G.D. : Je me sens juif à 1000%, tout le temps, y compris lorsque le soleil brille et que tout va bien. Forcément, je me sens plus alerté lorsqu’il arrive une tragédie comme celle du 7 octobre, ou celle qui a touché Sarah Halimi ou Mireille Knoll, ou Ilan Halimi dont on a commémoré les 18 années de sa disparition il y a peu, mais ce n’est pas l’antisémitisme qui réveille en moi ma judéité. Évidemment, on se doit d’être plus ou moins vigilant, de ne pas se laisser endormir lorsqu’on a l’impression que tout va mieux.

Pour vous, notre pays, la France, n’est pas antisémite ?


G.D. : J’ai souvent répété que je ne vivais pas dans un pays antisémite. Il y a évidemment des antisémites
en France, mais je ne sens pas notre pays plus antisémite que les autres pays.
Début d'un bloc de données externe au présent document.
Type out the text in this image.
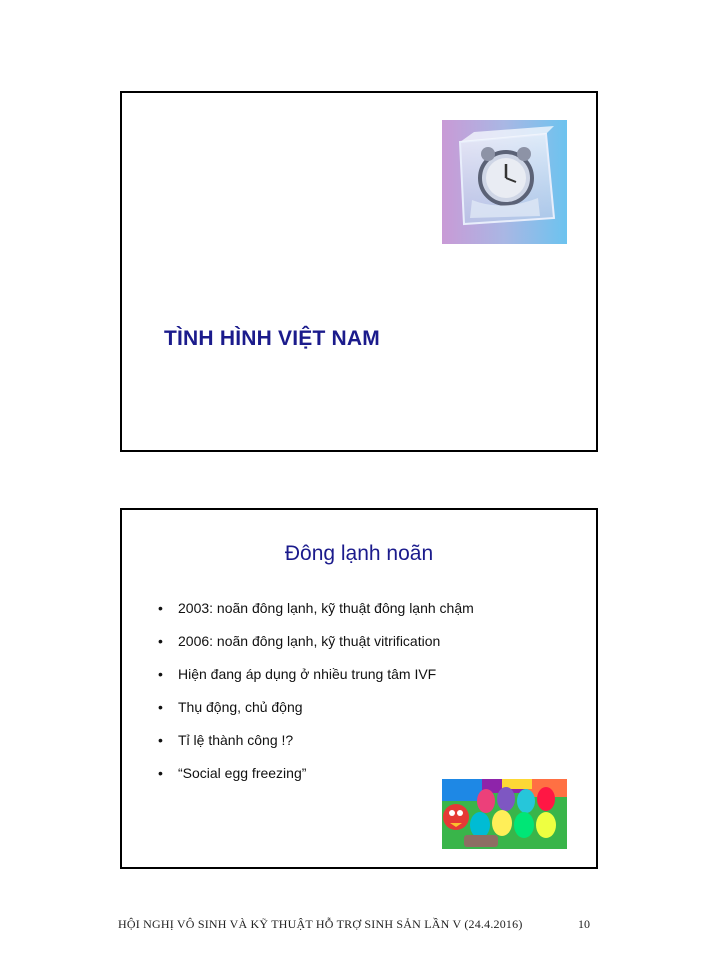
TÌNH HÌNH VIỆT NAM
Đông lạnh noãn
• 2003: noãn đông lạnh, kỹ thuật đông lạnh chậm
• 2006: noãn đông lạnh, kỹ thuật vitrification
• Hiện đang áp dụng ở nhiều trung tâm IVF
• Thụ động, chủ động
• Tỉ lệ thành công !?
• “Social egg freezing”
HỘI NGHỊ VÔ SINH VÀ KỸ THUẬT HỖ TRỢ SINH SẢN LẦN V (24.4.2016)	10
En fait, le discours est un peu tronqué car si on place à côté les chiffres de l’antisémitisme et par exemple le classement des personnalités préférées des Français où on retrouve trois personnes sur cinq qui sont juives, ça me fait dire qu’il y a une sorte de paradoxe dans notre pays.


On a vu certains artistes monter au créneau pour défendre les Juifs et Israël, et d’autres aux abonnés
absents ? Vous en pensez quoi ?


G.D. : Je pense qu’il faut respecter les gens. Vous évoquez très certainement Gad Elmaleh par exemple, mais je pense qu’il compte pour la communauté, qu’il fait des choses mais peut-être plus en silence ou en catimini que certains… Il est aussi dans une « crise mystique », mais je respecte ça infiniment. Ça ne
signifie pas qu’il n’aime plus les Juifs ou qu’il nous tourne le dos, c’est grotesque. Par contre, je vais peut-être vous étonner, mais je serais plus sévère avec ceux qui sont plus opportunistes et qui profitent des plateaux télé pour s’infiltrer et parler de leur actu. À titre personnel par exemple, je n’ai rien à prouver à qui que ce soit. La communauté sait très bien qui je suis, ce que je fais ou j’essaie de faire parfois dans l’ombre et parfois de façon plus éclairée. Quand il faut mettre le drapeau israélien sur mon Instagram, me prendre des insultes ou une avalanche de drapeaux palestiniens, aller en Israël, parler aux familles des otages, entre autres, je le fais.


Vous « critiquez » ceux qui sont allés sur les plateaux télé parler d’Israël avec un peu « d’opportunisme »,mais vous-même, on vous a entendu durant certaines émissions dire ce que vous pensiez à Edwy Plenel ou dénoncer l’antisémitisme de Jean-Luc Godard.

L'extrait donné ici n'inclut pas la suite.